Langsung ke konten utama

Jaringan Penulis

Dokpri Kopdar RVL di BBPPMM Yogyakarta 

Salah satu berkah menjadi seorang penulis adalah bertambahnya relasi pertemanan. Dalam konteks ini saya ingin menyebutnya dengan istilah jaringan penulis. Relasi yang tumbuh kembang di luar apa yang kita ekspektasikan. Mungkin ada benarnya, tatkala seorang penulis berusaha melahirkan suatu karya tidak--eksplisit memikirkan--bertujuan dan terlalu fokus untuk membangun hubungan yang intens antara dirinya dengan pembaca. Terlebih-lebih tatkala topik tulisan yang diwacanakan fokus menyampaikan gagasan; epistemologi pengetahuan atau bahkan diseminasi hasil riset yang rigorius. 

Mungkin secara saksama kita mafhum, utamanya sebagai penulis, di satu sisi ada pula upaya membangun komunikasi interaktif antara penulis dan pembaca. Hal itu digencarkan sebagai upaya membangun relasi emosional, frekuensi pemikiran dan pandangan. Saya kira hal itu berlaku dalam segala bentuk genre karya tulis. Meski kemudian karya tulis yang bergenre fiksi akan begitu kental dan mudah kita rasakan. Semisal novel, cerpen dan puisi. 

Lantas dari mana relasi pertemanan antara penulis dan pembaca terbentuk? Hemat saya, relasi tersebut terbentuk secara natural sebagai efek mencerna, menerima dan memahami sinyalmen kekuatan kata yang dirangkai oleh sang penulis. Sebuah ikatan yang bermula dari mencicipi renyahnya cita rasa tulisan. Sebuah ikatan yang tergugah dari inspirasi gagasan yang mencerahkan. Bahkan dalam level tingkat kronis, membaca tulisan dari penulis tertentu bisa menjadi candu.
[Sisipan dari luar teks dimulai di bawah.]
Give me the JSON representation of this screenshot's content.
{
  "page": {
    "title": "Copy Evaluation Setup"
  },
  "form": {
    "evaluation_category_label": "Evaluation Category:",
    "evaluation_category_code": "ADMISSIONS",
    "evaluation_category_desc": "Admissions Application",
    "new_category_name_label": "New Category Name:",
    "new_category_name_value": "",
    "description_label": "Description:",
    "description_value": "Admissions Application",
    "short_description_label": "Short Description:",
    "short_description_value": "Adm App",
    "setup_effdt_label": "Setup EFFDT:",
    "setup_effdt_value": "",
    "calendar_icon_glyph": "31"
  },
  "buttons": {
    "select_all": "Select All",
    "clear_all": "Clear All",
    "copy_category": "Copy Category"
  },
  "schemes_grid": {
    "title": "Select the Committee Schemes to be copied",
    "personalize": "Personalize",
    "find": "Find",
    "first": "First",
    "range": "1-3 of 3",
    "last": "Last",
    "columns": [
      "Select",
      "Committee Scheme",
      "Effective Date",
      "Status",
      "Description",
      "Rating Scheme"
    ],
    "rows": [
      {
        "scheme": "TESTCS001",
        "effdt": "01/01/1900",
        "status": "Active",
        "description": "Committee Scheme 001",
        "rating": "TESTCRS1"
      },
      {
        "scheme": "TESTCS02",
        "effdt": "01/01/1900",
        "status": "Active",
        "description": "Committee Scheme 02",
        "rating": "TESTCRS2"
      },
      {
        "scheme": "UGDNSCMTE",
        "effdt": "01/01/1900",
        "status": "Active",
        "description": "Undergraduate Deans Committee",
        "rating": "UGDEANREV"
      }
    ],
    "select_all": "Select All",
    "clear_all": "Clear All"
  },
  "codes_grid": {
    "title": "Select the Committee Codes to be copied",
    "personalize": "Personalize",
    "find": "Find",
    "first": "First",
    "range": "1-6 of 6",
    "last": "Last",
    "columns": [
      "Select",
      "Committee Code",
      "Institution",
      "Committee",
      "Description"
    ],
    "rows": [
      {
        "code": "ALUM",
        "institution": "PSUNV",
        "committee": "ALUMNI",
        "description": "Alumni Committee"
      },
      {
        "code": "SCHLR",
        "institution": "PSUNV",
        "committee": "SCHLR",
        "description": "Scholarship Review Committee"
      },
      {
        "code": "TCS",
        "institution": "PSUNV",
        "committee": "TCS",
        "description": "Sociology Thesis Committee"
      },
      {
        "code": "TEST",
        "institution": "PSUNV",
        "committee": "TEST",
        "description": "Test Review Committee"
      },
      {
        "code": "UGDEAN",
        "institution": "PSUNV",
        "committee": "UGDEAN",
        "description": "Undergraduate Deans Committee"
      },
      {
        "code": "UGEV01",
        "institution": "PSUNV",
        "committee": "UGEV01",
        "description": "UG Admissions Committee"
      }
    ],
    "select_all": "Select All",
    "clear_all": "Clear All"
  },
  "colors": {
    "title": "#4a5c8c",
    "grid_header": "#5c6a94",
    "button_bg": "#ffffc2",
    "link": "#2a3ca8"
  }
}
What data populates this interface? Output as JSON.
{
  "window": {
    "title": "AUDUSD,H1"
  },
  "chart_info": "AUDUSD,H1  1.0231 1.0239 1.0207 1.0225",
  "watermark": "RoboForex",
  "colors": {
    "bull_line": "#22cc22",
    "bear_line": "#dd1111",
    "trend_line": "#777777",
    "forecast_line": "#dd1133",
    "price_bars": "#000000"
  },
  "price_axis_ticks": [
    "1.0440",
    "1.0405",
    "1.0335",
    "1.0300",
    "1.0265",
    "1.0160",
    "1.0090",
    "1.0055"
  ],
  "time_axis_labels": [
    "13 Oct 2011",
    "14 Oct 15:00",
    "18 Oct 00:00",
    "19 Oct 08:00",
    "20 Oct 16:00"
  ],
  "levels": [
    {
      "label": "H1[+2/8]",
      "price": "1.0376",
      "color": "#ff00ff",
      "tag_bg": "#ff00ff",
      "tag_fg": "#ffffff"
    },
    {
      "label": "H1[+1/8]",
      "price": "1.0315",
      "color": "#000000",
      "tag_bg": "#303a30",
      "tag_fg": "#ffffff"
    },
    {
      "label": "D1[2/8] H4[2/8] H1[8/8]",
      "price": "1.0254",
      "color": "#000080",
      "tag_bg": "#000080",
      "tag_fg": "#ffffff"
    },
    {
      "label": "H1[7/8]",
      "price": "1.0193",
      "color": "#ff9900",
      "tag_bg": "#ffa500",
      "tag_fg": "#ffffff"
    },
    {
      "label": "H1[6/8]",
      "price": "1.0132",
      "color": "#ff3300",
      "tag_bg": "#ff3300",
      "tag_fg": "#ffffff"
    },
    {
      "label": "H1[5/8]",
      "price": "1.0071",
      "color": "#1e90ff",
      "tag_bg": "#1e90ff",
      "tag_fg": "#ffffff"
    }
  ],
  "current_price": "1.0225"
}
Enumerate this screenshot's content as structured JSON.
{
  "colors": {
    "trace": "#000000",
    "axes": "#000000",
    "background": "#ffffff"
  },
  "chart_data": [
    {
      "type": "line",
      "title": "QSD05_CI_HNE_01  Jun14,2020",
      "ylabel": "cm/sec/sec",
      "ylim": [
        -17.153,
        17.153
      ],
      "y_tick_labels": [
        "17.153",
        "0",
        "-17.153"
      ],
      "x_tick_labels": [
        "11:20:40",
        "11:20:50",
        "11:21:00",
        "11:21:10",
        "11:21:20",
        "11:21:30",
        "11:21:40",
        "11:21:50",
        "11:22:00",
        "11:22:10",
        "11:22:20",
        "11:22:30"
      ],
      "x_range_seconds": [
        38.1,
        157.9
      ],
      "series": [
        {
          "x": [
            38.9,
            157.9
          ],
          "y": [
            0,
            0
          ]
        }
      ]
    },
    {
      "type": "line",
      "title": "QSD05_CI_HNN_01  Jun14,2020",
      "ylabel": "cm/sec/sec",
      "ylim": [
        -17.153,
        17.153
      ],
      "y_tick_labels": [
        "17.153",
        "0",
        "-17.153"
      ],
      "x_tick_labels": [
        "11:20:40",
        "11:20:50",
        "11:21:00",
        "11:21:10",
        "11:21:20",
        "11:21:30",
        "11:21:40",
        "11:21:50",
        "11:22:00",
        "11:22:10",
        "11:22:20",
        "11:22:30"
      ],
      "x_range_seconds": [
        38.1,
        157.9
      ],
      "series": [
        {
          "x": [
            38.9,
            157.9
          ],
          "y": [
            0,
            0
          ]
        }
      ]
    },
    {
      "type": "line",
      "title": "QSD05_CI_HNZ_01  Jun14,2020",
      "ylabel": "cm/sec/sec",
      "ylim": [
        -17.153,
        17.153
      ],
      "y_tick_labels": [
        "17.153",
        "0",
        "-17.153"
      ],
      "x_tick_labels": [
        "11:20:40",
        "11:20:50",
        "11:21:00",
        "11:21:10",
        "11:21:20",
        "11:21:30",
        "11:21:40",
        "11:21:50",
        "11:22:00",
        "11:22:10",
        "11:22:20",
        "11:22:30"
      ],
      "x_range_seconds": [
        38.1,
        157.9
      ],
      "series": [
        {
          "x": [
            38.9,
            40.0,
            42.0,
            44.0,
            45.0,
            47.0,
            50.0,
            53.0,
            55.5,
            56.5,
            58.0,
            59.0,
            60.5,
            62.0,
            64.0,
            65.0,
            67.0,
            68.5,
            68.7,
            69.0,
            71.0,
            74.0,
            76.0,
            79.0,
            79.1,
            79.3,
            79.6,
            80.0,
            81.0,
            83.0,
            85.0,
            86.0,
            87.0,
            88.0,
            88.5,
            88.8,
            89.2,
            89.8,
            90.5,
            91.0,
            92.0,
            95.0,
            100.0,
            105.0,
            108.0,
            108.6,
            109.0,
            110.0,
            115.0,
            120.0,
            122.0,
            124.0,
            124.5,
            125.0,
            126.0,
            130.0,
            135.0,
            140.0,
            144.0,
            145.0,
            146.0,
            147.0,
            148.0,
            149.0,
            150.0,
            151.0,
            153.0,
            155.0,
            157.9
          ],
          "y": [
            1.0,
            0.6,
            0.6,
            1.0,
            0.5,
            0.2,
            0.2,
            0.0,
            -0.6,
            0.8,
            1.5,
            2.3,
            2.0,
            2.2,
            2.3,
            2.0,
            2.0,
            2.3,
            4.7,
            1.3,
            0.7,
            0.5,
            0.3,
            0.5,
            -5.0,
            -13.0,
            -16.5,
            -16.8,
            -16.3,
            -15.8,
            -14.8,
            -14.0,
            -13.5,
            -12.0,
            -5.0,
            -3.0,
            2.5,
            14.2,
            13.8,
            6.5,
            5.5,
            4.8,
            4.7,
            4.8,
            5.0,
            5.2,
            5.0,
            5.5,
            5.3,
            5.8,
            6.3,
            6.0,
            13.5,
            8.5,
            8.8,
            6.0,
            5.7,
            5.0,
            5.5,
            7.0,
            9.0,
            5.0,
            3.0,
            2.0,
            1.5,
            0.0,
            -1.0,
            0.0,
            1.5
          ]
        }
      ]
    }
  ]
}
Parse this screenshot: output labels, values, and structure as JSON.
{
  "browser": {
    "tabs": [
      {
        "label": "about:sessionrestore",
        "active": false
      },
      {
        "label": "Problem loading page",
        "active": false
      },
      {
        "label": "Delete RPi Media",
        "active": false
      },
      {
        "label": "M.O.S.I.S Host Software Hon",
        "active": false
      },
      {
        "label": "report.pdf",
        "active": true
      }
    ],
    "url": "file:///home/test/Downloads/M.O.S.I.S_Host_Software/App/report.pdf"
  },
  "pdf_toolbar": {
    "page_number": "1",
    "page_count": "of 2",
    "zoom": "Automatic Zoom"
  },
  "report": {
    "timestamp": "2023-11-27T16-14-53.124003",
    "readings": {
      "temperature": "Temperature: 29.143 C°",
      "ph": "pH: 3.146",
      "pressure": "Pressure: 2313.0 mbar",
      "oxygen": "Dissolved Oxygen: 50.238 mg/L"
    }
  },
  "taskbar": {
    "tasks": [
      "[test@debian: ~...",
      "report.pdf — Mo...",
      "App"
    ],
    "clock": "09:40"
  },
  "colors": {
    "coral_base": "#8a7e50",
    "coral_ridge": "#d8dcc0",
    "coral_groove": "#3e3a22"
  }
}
Candu jika tidak melahapnya dengan penuh penghayatan. 

Pertanyaan mendasarnya, apakah ada tulisan yang sedemikian rupa? Saya kira jawabannya, ya tentu ada. Tulisan yang penuh enerjik, bertaburan inspirasi dan begitu lanyah untuk dibaca. Sebagai contoh representatif sebutkan saja novel Cantik Itu Luka atau cerpen Sumur karya Bung Eka Kurniawan (2022). Dengan gaya tulisan yang mengalir ia menghanyutkan pembaca--sekaligus emosional dan cara pandang--pada pembahasan perkara pelik. Meski pelik tetap saja dengan rangkaian kata yang apik menjadikannya terasa ringan dan justru membuat sang pembaca menabung rasa penasaran tatkala membaca bagian demi bagian. Dari lembar sebelum menuju lembar berikutnya. 

Dalam konteks ini, lagi-lagi kita akan bersentuhan langsung dengan kekuatan kata. Kekuatan kata adalah sihir mujarab yang diramu oleh penulis kreatif. Saya kira, sangatlah pantang, tulisan yang apik akan terlahir dari jemari penulis pemula ataupun amatiran. Termasuk saya di dalamnya. Kendati begitu kekuatan kata itu akan terbentuk dengan sendirinya manakala kita melakukan latihan secara konsistensi. Latihan secara konsistensi itu pula yang akhirnya akan menjadi nilai plus jam terbang. 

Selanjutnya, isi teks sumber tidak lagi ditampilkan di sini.